Egged on by much of the corporate media, ADQ leader Mario Dumont placed at the center of his 2007 campaign a xenophobic attack on religious minorities and immigrants, whom he claimed have been coddled by the state and constitute a potential threat to "Quebec values."

Both the PQ and Liberals have adapted to this right-wing campaign. PQ leader Pauline Marois has said that her party will strip newcomers to Quebec of certain political rights—including the right to stand in provincial and municipal elections and petition the National Assembly—if they don't pass a French-language proficiency test. Late last month, in preparation for calling the elections, the Liberals announced that henceforth immigrants to Quebec will be forced to sign a pledge avowing their support for "Quebec values," thus promoting the reactionary notion that immigrants are a threat.

The collapse in support for the ADQ underscores that its vote in 2007 was largely a protest against the two establishment parties. Indeed, as Quebecers have learnt more about the ADQ, including its advocacy of a two-tier healthcare system and close ties to the Harper Conservatives, its support has fallen sharply.

A second factor in the ADQ's crisis is that the corporate media has deemed it too unstable and untested to be trusted with power. It is one thing to use the ADQ to push Quebec politics to the right, another to have it take the reins of power and risk inciting mass opposition through its unabashed promotion of social reaction.

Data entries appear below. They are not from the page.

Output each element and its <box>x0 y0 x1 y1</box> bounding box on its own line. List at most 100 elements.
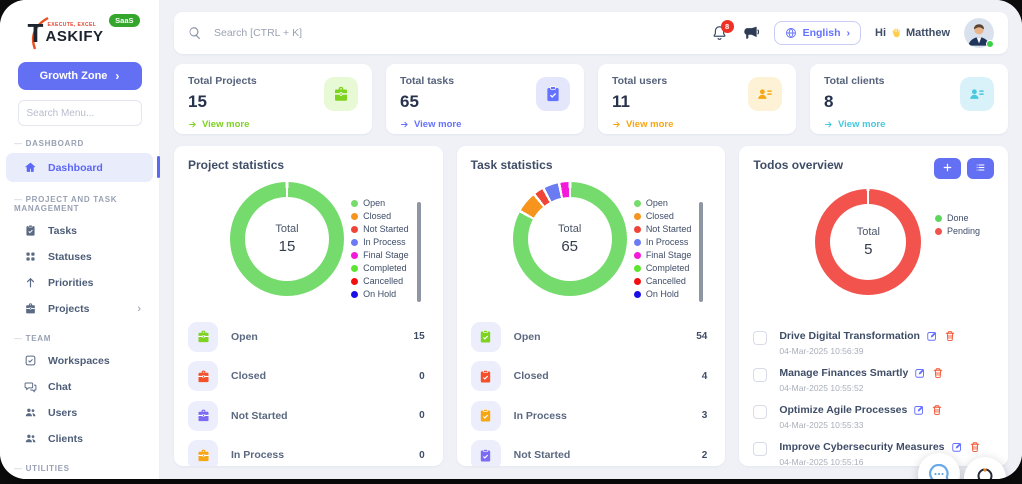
todo-timestamp: 04-Mar-2025 10:56:39 <box>779 346 864 356</box>
avatar[interactable] <box>964 18 994 48</box>
list-icon <box>975 161 986 176</box>
arrow-right-icon <box>612 120 621 129</box>
stat-card: Total clients 8 View more <box>810 64 1008 134</box>
legend-item[interactable]: In Process <box>351 237 409 247</box>
status-count: 0 <box>419 449 425 461</box>
todo-checkbox[interactable] <box>753 442 768 456</box>
sidebar-section-label: Project and Task Management <box>14 195 159 213</box>
legend-item[interactable]: Cancelled <box>351 276 409 286</box>
todo-title: Manage Finances Smartly <box>779 367 909 379</box>
view-more-link[interactable]: View more <box>400 119 570 130</box>
sidebar-section-label: Utilities <box>14 464 159 473</box>
legend-item[interactable]: On Hold <box>633 289 692 299</box>
sidebar-item[interactable]: Tasks <box>6 218 153 243</box>
sidebar: T EXECUTE, EXCEL ASKIFY SaaS Growth Zone… <box>0 0 160 479</box>
todo-checkbox[interactable] <box>753 368 768 382</box>
sidebar-item[interactable]: Projects › <box>6 296 153 321</box>
legend-dot <box>633 264 641 272</box>
legend-item[interactable]: Closed <box>351 211 409 221</box>
todo-item: Drive Digital Transformation 04-Mar-2025… <box>753 330 994 356</box>
legend-dot <box>351 225 359 233</box>
legend-dot <box>633 225 641 233</box>
legend-dot <box>351 251 359 259</box>
app-logo: T EXECUTE, EXCEL ASKIFY SaaS <box>20 14 140 52</box>
sidebar-item-label: Leads Management <box>48 479 137 480</box>
sidebar-item-label: Tasks <box>48 224 77 237</box>
notifications-button[interactable]: 8 <box>711 20 734 42</box>
view-more-link[interactable]: View more <box>188 119 358 130</box>
sidebar-item-label: Users <box>48 406 78 419</box>
megaphone-icon <box>742 26 760 46</box>
trash-icon[interactable] <box>931 404 943 416</box>
task-status-list: Open 54 Closed 4 In Process 3 Not Starte… <box>470 321 712 466</box>
legend-item[interactable]: Completed <box>633 263 692 273</box>
language-selector[interactable]: English › <box>773 21 861 45</box>
legend-item[interactable]: On Hold <box>351 289 409 299</box>
add-todo-button[interactable] <box>934 158 962 179</box>
edit-icon[interactable] <box>951 441 963 453</box>
legend-item[interactable]: Final Stage <box>633 250 691 260</box>
legend-item[interactable]: Final Stage <box>351 250 409 260</box>
app-frame: T EXECUTE, EXCEL ASKIFY SaaS Growth Zone… <box>0 0 1022 479</box>
legend-item[interactable]: Open <box>633 198 692 208</box>
sidebar-item[interactable]: Priorities <box>6 270 153 295</box>
announcements-button[interactable] <box>742 24 760 42</box>
sidebar-item[interactable]: Leads Management › <box>6 478 153 480</box>
status-count: 15 <box>413 331 425 342</box>
sidebar-section: Team Workspaces <box>0 334 159 451</box>
sidebar-item-label: Chat <box>48 380 72 393</box>
sidebar-item-label: Dashboard <box>48 161 103 174</box>
view-more-link[interactable]: View more <box>824 119 994 130</box>
legend-item[interactable]: Not Started <box>351 224 409 234</box>
legend-item[interactable]: Done <box>934 213 980 223</box>
sidebar-search-input[interactable] <box>17 100 142 126</box>
user-card-icon <box>960 77 994 111</box>
briefcase-icon <box>188 361 218 391</box>
legend-item[interactable]: Cancelled <box>633 276 692 286</box>
trash-icon[interactable] <box>932 367 944 379</box>
sidebar-item[interactable]: Workspaces <box>6 348 153 373</box>
chart-cards: Project statistics Total 15 Open Closed … <box>174 146 1009 466</box>
todo-checkbox[interactable] <box>753 405 768 419</box>
trash-icon[interactable] <box>969 441 981 453</box>
sidebar-item[interactable]: Clients <box>6 426 153 451</box>
edit-icon[interactable] <box>914 367 926 379</box>
project-status-list: Open 15 Closed 0 Not Started 0 In Proces… <box>188 321 429 466</box>
status-row: Not Started 0 <box>188 400 429 431</box>
legend-scrollbar[interactable] <box>416 202 421 302</box>
stat-card: Total Projects 15 View more <box>174 64 372 134</box>
legend-dot <box>934 214 942 222</box>
sidebar-item[interactable]: Users <box>6 400 153 425</box>
briefcase-icon <box>188 321 218 352</box>
legend-dot <box>633 199 641 207</box>
status-count: 4 <box>701 370 708 382</box>
legend-dot <box>633 251 641 259</box>
trash-icon[interactable] <box>944 330 956 342</box>
edit-icon[interactable] <box>913 404 925 416</box>
stat-card: Total tasks 65 View more <box>386 64 584 134</box>
todo-title: Drive Digital Transformation <box>779 330 920 342</box>
card-title: Project statistics <box>188 158 285 172</box>
legend-item[interactable]: Closed <box>633 211 692 221</box>
view-more-link[interactable]: View more <box>612 119 782 130</box>
sidebar-section-label: Team <box>14 334 159 343</box>
legend-item[interactable]: Open <box>351 198 409 208</box>
legend-item[interactable]: Completed <box>351 263 409 273</box>
sidebar-item[interactable]: Statuses <box>6 244 153 269</box>
clipboard-icon <box>24 224 37 237</box>
legend-item[interactable]: Not Started <box>633 224 691 234</box>
growth-zone-button[interactable]: Growth Zone › <box>17 62 142 90</box>
sidebar-item[interactable]: Chat <box>6 374 153 399</box>
edit-icon[interactable] <box>926 330 938 342</box>
status-count: 3 <box>701 410 708 421</box>
status-row: Open 15 <box>188 321 429 352</box>
legend-item[interactable]: Pending <box>934 226 980 236</box>
main-content: 8 English › Hi Matthew <box>160 0 1022 479</box>
global-search-input[interactable] <box>212 26 711 40</box>
legend-scrollbar[interactable] <box>699 202 704 302</box>
status-row: Closed 4 <box>470 361 712 391</box>
sidebar-item[interactable]: Dashboard <box>6 153 160 182</box>
todo-checkbox[interactable] <box>753 331 768 345</box>
todo-list-button[interactable] <box>967 158 995 179</box>
legend-item[interactable]: In Process <box>633 237 692 247</box>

The PQ has formed Quebec governments for 17 of the last 32 years, but since falling from power in 2003, it has been buffeted by crisis and divided internally over the extent to which it should emphasize the drive for independence and how it should "modernize" its purportedly "statist" program. 

Marois made no mention of the PQ's call for an independent Quebec in her opening election statement. Upon securing the party leadership, shortly after the PQ saw its share of the popular vote fall in the 2007 election to its lowest level since 1970, Marois forced through a change to the party program, rescinding a commitment to hold a referendum on Quebec sovereignty during the first term of a PQ government.

The PQ's founding in 1968 was spearheaded by a dissident pro-Quebec independence faction of the Liberal Party led by René Lévesque. A bourgeois party, the PQ has nonetheless postured, with the assistance of the union bureaucracy, as a party of the people, even at times claiming to have "a favorable prejudice for the workers."

In the 2003 and 2007 elections, masses of workers and young people deserted the PQ, having correctly drawn the conclusion from its right-wing governmental record that it is no less an establishment party than the Liberals. The union bureaucracy, by contrast, has intensified its collaboration with the PQ, creating a new vehicle the Syndicalistes et progressistes pour un Québec libre [Unionists and Progressives for a Free Quebec] to institutionalize its support for the PQ.

The unions will no doubt seek to rally support for the PQ on December 8, by claiming that the PQ will better protect working people from the impact of the developing slump. In fact, the PQ, with the full support of the unions, ruthlessly imposed the agenda of big business in the face of the so-called "deficit crisis" of the 1990s, imposing massive social spending cuts, eliminating tens of thousands of public sector jobs, and expanding workfare. And the PQ has continued to shift further right. In the weeks prior to the election call, it was vying with the Liberals to poach legislators from the right-wing populist ADQ.  

Two other parties are contesting the elections, the Green Party and Québec Solidaire. The former won 3.85 percent of the vote in the last election and the latter 3.26 percent. 

Québec Solidaire is a self-avowed left-wing, pro-Quebec independence party. It was created by a tiny fraction of the union bureaucracy, various community groups, and the petty bourgeois radical left. Its perspective is very much one of seeking to pressure the union bureaucracy and the big business PQ. In the recent federal election, it supported the "anybody but Harper" campaign of the Quebec unions, with many of its personnel openly advocating a vote for the PQ's sister party at the federal level, the Bloc Québécois.